Indizien für und gegen die Zulässigkeit der Einstandszahlung

Das Gericht führte mehrere Faktoren auf, die darauf hindeuten könnten, dass die Einstandszahlung unzulässig war. Ein entscheidendes Indiz war, dass die Zahlung erst bei Beendigung des Vertrags fällig wurde und nur dann erhoben wurde, wenn der Vertrag durch die beklagte Partei gekündigt wurde. Dies legte den Verdacht nahe, dass die Einstandszahlung in Wirklichkeit eine verdeckte Maßnahme war, um den Ausgleichsanspruch des Klägers zu umgehen.

Ein weiteres Indiz war, dass die Einstandszahlung genau der Höhe des zu erwartenden Ausgleichsanspruchs entsprach, was ebenfalls darauf hindeuten könnte, dass sie nur dazu diente, diesen Anspruch zu kompensieren. Wäre die Einstandszahlung tatsächlich eine echte Gegenleistung für den übernommenen Kundenstamm, so hätte sie nicht erst bei Vertragsende fällig werden sollen.
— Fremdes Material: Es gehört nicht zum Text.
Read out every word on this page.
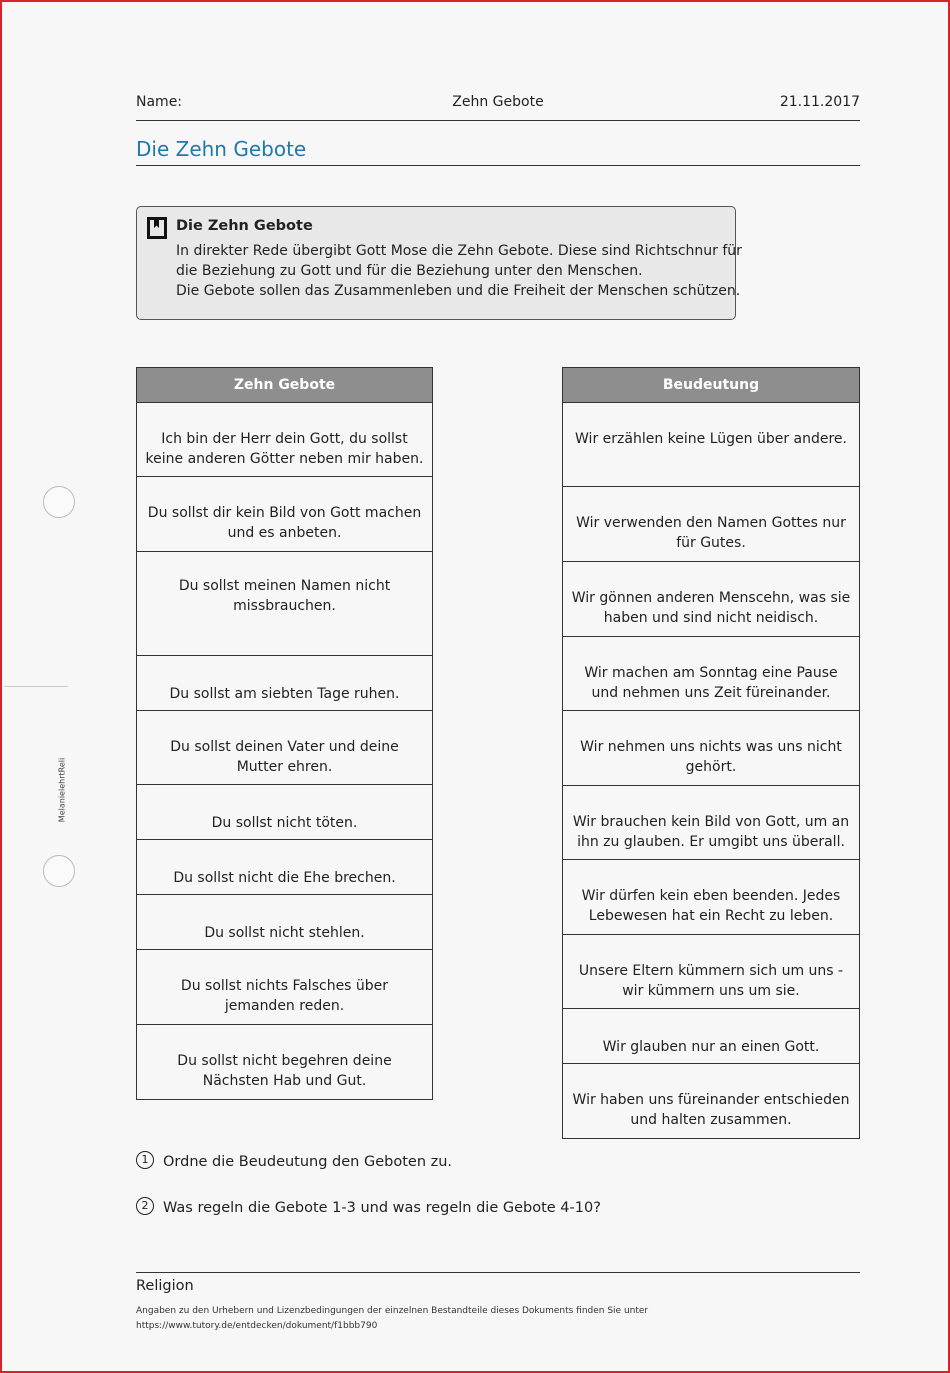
Name:	Zehn Gebote	21.11.2017
Die Zehn Gebote
Die Zehn Gebote
In direkter Rede übergibt Gott Mose die Zehn Gebote. Diese sind Richtschnur für
die Beziehung zu Gott und für die Beziehung unter den Menschen.
Die Gebote sollen das Zusammenleben und die Freiheit der Menschen schützen.
Zehn Gebote
Ich bin der Herr dein Gott, du sollst keine anderen Götter neben mir haben.
Du sollst dir kein Bild von Gott machen und es anbeten.
Du sollst meinen Namen nicht missbrauchen.
Du sollst am siebten Tage ruhen.
Du sollst deinen Vater und deine Mutter ehren.
Du sollst nicht töten.
Du sollst nicht die Ehe brechen.
Du sollst nicht stehlen.
Du sollst nichts Falsches über jemanden reden.
Du sollst nicht begehren deine Nächsten Hab und Gut.
Beudeutung
Wir erzählen keine Lügen über andere.
Wir verwenden den Namen Gottes nur für Gutes.
Wir gönnen anderen Menscehn, was sie haben und sind nicht neidisch.
Wir machen am Sonntag eine Pause und nehmen uns Zeit füreinander.
Wir nehmen uns nichts was uns nicht gehört.
Wir brauchen kein Bild von Gott, um an ihn zu glauben. Er umgibt uns überall.
Wir dürfen kein eben beenden. Jedes Lebewesen hat ein Recht zu leben.
Unsere Eltern kümmern sich um uns - wir kümmern uns um sie.
Wir glauben nur an einen Gott.
Wir haben uns füreinander entschieden und halten zusammen.
1 Ordne die Beudeutung den Geboten zu.
2 Was regeln die Gebote 1-3 und was regeln die Gebote 4-10?
MelanielehrtReli
Religion
Angaben zu den Urhebern und Lizenzbedingungen der einzelnen Bestandteile dieses Dokuments finden Sie unter
https://www.tutory.de/entdecken/dokument/f1bbb790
Sind sie von einer solchen Vereinbarung betroffen? Mögliche rechtliche Konsequenzen

Sollte das Gericht letztlich zu dem Schluss kommen, dass die Einstandszahlung eine unzulässige Umgehung des Ausgleichsanspruchs darstellt, könnte dies dazu führen, dass die Vereinbarung als unwirksam erklärt wird. In diesem Fall hätte der Kläger einen Anspruch auf die volle Ausgleichszahlung ohne Abzug der Einstandszahlung. Alternativ könnte das Gericht auch zu dem Schluss kommen, dass die Einstandszahlung zwar wirksam vereinbart wurde, aber ihre Höhe oder Fälligkeit unangemessen ist. In diesem Fall wäre eine Anpassung der Zahlung möglich.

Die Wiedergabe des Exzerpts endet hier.